Who Will Listen to the Voices of Veterans Calling for Peace? | Sojourners

Who Will Listen to the Voices of Veterans Calling for Peace?

I watched helplessly as the snow fell on stubborn veterans and police officers at the White House gates. On December 16, Veterans for Peace (VFP) organized a brief rally followed by a nonviolent act of civil resistance at the White House demanding an end to the U.S. wars and occupations in Afghanistan, Pakistan, Iraq, and Yemen. VFP organizers expected this to be the largest veteran-led resistance since the wars in Iraq and Afghanistan began.

I often feel like a talking head advocating for issues that I am only familiar with, but have never experienced. However, bearing witness to former members of the armed services so vividly calling for an end to a war they participated in struck me as the purist form of activism. These men and women were asking the president to keep his promise. While President Obama had pledged during his campaign to "change the mindset that leads us to war," the deadline of troop withdrawal from Afghanistan is being rumored to be pushed back an additional 3 years, and the war looks destined to become the United States' longest war.

How many more voices will it take for President Obama, his administration, and military officials to understand that it is time to leave this war and appropriate non-militarized solutions? Demonstrators young and old called out chants and familiar songs of protest: "We shall overcome," "we shall not be moved," and a familiar John Lennon cry of "give peace a chance" rang through the freezing wind.

The war in Afghanistan is now entering its 10th year. As party politics continue to divide the debate over the country's budget deficit, our defense spending is often overlooked. In 2010, defense and security spending was estimated at around $715 billion (20 percent of the federal budget). The war is not fought only in Afghanistan, but is fought over a systemic battlefield -- which includes military actions in Afghanistan, Iraq, Yemen, Pakistan, and the management of almost 800 U.S. military bases throughout the world. This war is not sustainable.

I often jump to statistics when trying to rationalize an argument against injustice.
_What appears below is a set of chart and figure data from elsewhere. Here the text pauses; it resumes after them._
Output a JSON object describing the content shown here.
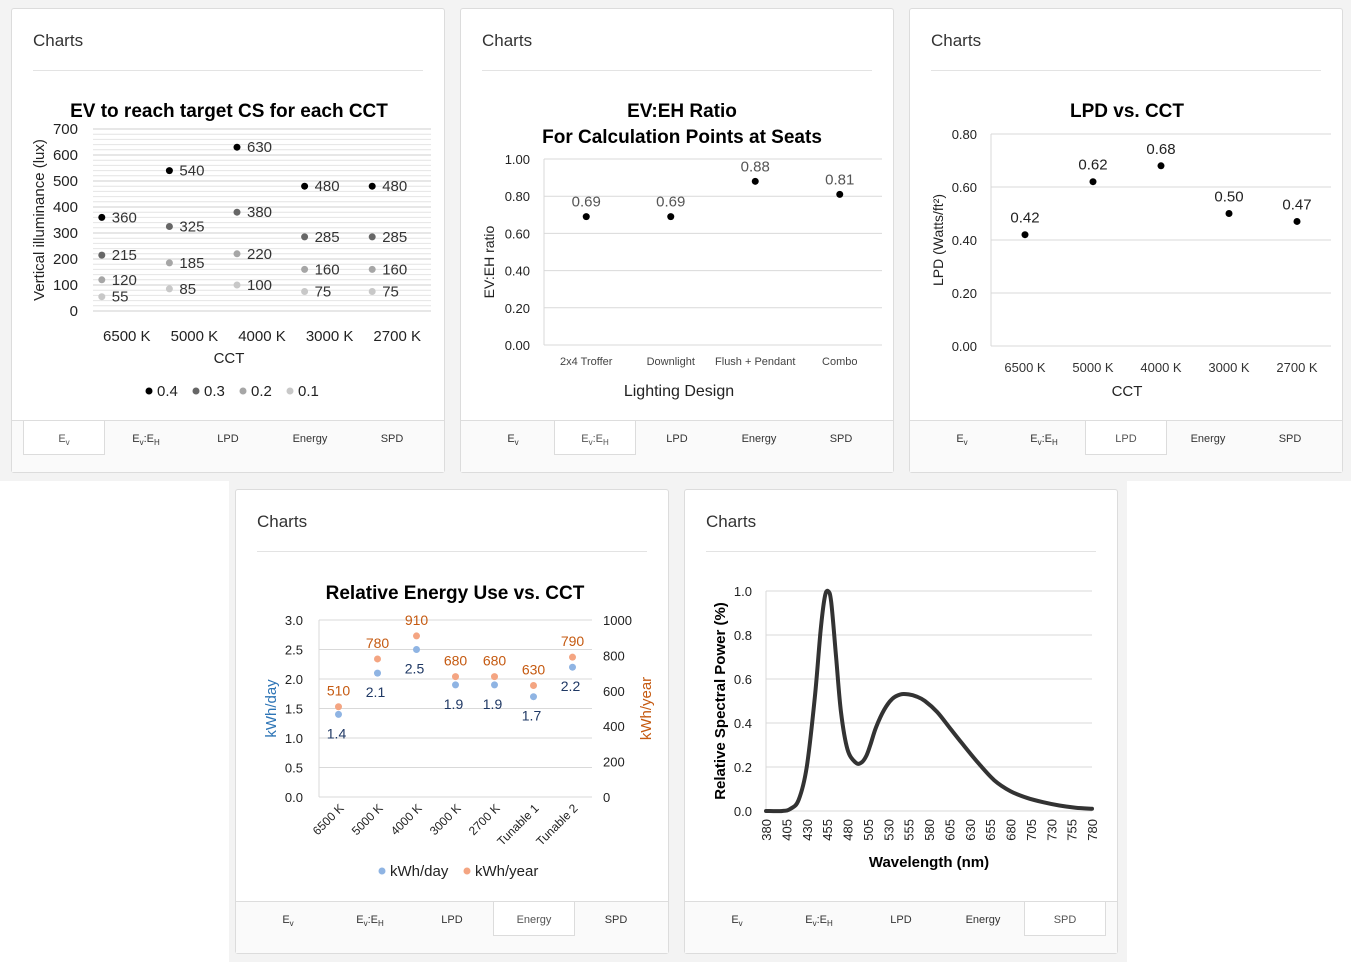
{
  "panels": [
    {
      "header": "Charts",
      "tabs": [
        "Ev",
        "Ev:EH",
        "LPD",
        "Energy",
        "SPD"
      ],
      "active_tab": 0,
      "chart_data": {
        "type": "scatter",
        "title": "EV to reach target CS for each CCT",
        "xlabel": "CCT",
        "ylabel": "Vertical illuminance (lux)",
        "categories": [
          "6500 K",
          "5000 K",
          "4000 K",
          "3000 K",
          "2700 K"
        ],
        "ylim": [
          0,
          700
        ],
        "yticks": [
          0,
          100,
          200,
          300,
          400,
          500,
          600,
          700
        ],
        "grid": true,
        "legend_position": "bottom",
        "series": [
          {
            "name": "0.4",
            "color": "#000000",
            "values": [
              360,
              540,
              630,
              480,
              480
            ]
          },
          {
            "name": "0.3",
            "color": "#666666",
            "values": [
              215,
              325,
              380,
              285,
              285
            ]
          },
          {
            "name": "0.2",
            "color": "#a6a6a6",
            "values": [
              120,
              185,
              220,
              160,
              160
            ]
          },
          {
            "name": "0.1",
            "color": "#c8c8c8",
            "values": [
              55,
              85,
              100,
              75,
              75
            ]
          }
        ]
      }
    },
    {
      "header": "Charts",
      "tabs": [
        "Ev",
        "Ev:EH",
        "LPD",
        "Energy",
        "SPD"
      ],
      "active_tab": 1,
      "chart_data": {
        "type": "scatter",
        "title": "EV:EH Ratio",
        "subtitle": "For Calculation Points at Seats",
        "xlabel": "Lighting Design",
        "ylabel": "EV:EH ratio",
        "categories": [
          "2x4 Troffer",
          "Downlight",
          "Flush + Pendant",
          "Combo"
        ],
        "ylim": [
          0,
          1.0
        ],
        "yticks": [
          "0.00",
          "0.20",
          "0.40",
          "0.60",
          "0.80",
          "1.00"
        ],
        "grid": true,
        "series": [
          {
            "color": "#000000",
            "values": [
              0.69,
              0.69,
              0.88,
              0.81
            ],
            "labels": [
              "0.69",
              "0.69",
              "0.88",
              "0.81"
            ]
          }
        ]
      }
    },
    {
      "header": "Charts",
      "tabs": [
        "Ev",
        "Ev:EH",
        "LPD",
        "Energy",
        "SPD"
      ],
      "active_tab": 2,
      "chart_data": {
        "type": "scatter",
        "title": "LPD vs. CCT",
        "xlabel": "CCT",
        "ylabel": "LPD (Watts/ft²)",
        "categories": [
          "6500 K",
          "5000 K",
          "4000 K",
          "3000 K",
          "2700 K"
        ],
        "ylim": [
          0,
          0.8
        ],
        "yticks": [
          "0.00",
          "0.20",
          "0.40",
          "0.60",
          "0.80"
        ],
        "grid": true,
        "series": [
          {
            "color": "#000000",
            "values": [
              0.42,
              0.62,
              0.68,
              0.5,
              0.47
            ],
            "labels": [
              "0.42",
              "0.62",
              "0.68",
              "0.50",
              "0.47"
            ]
          }
        ]
      }
    },
    {
      "header": "Charts",
      "tabs": [
        "Ev",
        "Ev:EH",
        "LPD",
        "Energy",
        "SPD"
      ],
      "active_tab": 3,
      "chart_data": {
        "type": "scatter",
        "title": "Relative Energy Use vs.  CCT",
        "ylabel": "kWh/day",
        "y2label": "kWh/year",
        "categories": [
          "6500 K",
          "5000 K",
          "4000 K",
          "3000 K",
          "2700 K",
          "Tunable 1",
          "Tunable 2"
        ],
        "ylim": [
          0,
          3.0
        ],
        "y2lim": [
          0,
          1000
        ],
        "yticks": [
          "0.0",
          "0.5",
          "1.0",
          "1.5",
          "2.0",
          "2.5",
          "3.0"
        ],
        "y2ticks": [
          "0",
          "200",
          "400",
          "600",
          "800",
          "1000"
        ],
        "grid": true,
        "legend_position": "bottom",
        "series": [
          {
            "name": "kWh/day",
            "axis": "left",
            "color": "#8fb4e3",
            "label_color": "#1f3864",
            "values": [
              1.4,
              2.1,
              2.5,
              1.9,
              1.9,
              1.7,
              2.2
            ],
            "labels": [
              "1.4",
              "2.1",
              "2.5",
              "1.9",
              "1.9",
              "1.7",
              "2.2"
            ]
          },
          {
            "name": "kWh/year",
            "axis": "right",
            "color": "#f4a582",
            "label_color": "#c55a11",
            "values": [
              510,
              780,
              910,
              680,
              680,
              630,
              790
            ],
            "labels": [
              "510",
              "780",
              "910",
              "680",
              "680",
              "630",
              "790"
            ]
          }
        ]
      }
    },
    {
      "header": "Charts",
      "tabs": [
        "Ev",
        "Ev:EH",
        "LPD",
        "Energy",
        "SPD"
      ],
      "active_tab": 4,
      "chart_data": {
        "type": "line",
        "xlabel": "Wavelength (nm)",
        "ylabel": "Relative Spectral Power (%)",
        "xticks": [
          "380",
          "405",
          "430",
          "455",
          "480",
          "505",
          "530",
          "555",
          "580",
          "605",
          "630",
          "655",
          "680",
          "705",
          "730",
          "755",
          "780"
        ],
        "xlim": [
          380,
          780
        ],
        "ylim": [
          0,
          1.0
        ],
        "yticks": [
          "0.0",
          "0.2",
          "0.4",
          "0.6",
          "0.8",
          "1.0"
        ],
        "grid": true,
        "series": [
          {
            "color": "#333333",
            "x": [
              380,
              400,
              410,
              420,
              430,
              440,
              447,
              452,
              456,
              460,
              466,
              472,
              480,
              490,
              497,
              503,
              508,
              515,
              525,
              535,
              545,
              555,
              565,
              575,
              590,
              605,
              620,
              640,
              660,
              680,
              700,
              720,
              740,
              760,
              780
            ],
            "values": [
              0.0,
              0.0,
              0.01,
              0.05,
              0.2,
              0.52,
              0.82,
              0.97,
              1.0,
              0.95,
              0.7,
              0.45,
              0.28,
              0.22,
              0.22,
              0.25,
              0.3,
              0.38,
              0.46,
              0.51,
              0.53,
              0.53,
              0.52,
              0.5,
              0.45,
              0.38,
              0.31,
              0.22,
              0.14,
              0.09,
              0.06,
              0.04,
              0.025,
              0.015,
              0.01
            ]
          }
        ]
      }
    }
  ]
}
However, as I watched these veterans strap themselves to the White House gates, I remembered the individual. The unnecessary sacrifice made by these men and women has been forgotten. Fiscally, war is impractical; emotionally, war is destructive; spiritually, war is immoral. God is our greatest advocate.

As the snow fell harder and I could no longer feel my feet, I prayed to God and petitioned for a transforming change to the global mindset that has led us to war and asked that we may know peace.

Hannah Lythe is a policy and outreach associate at Sojourners.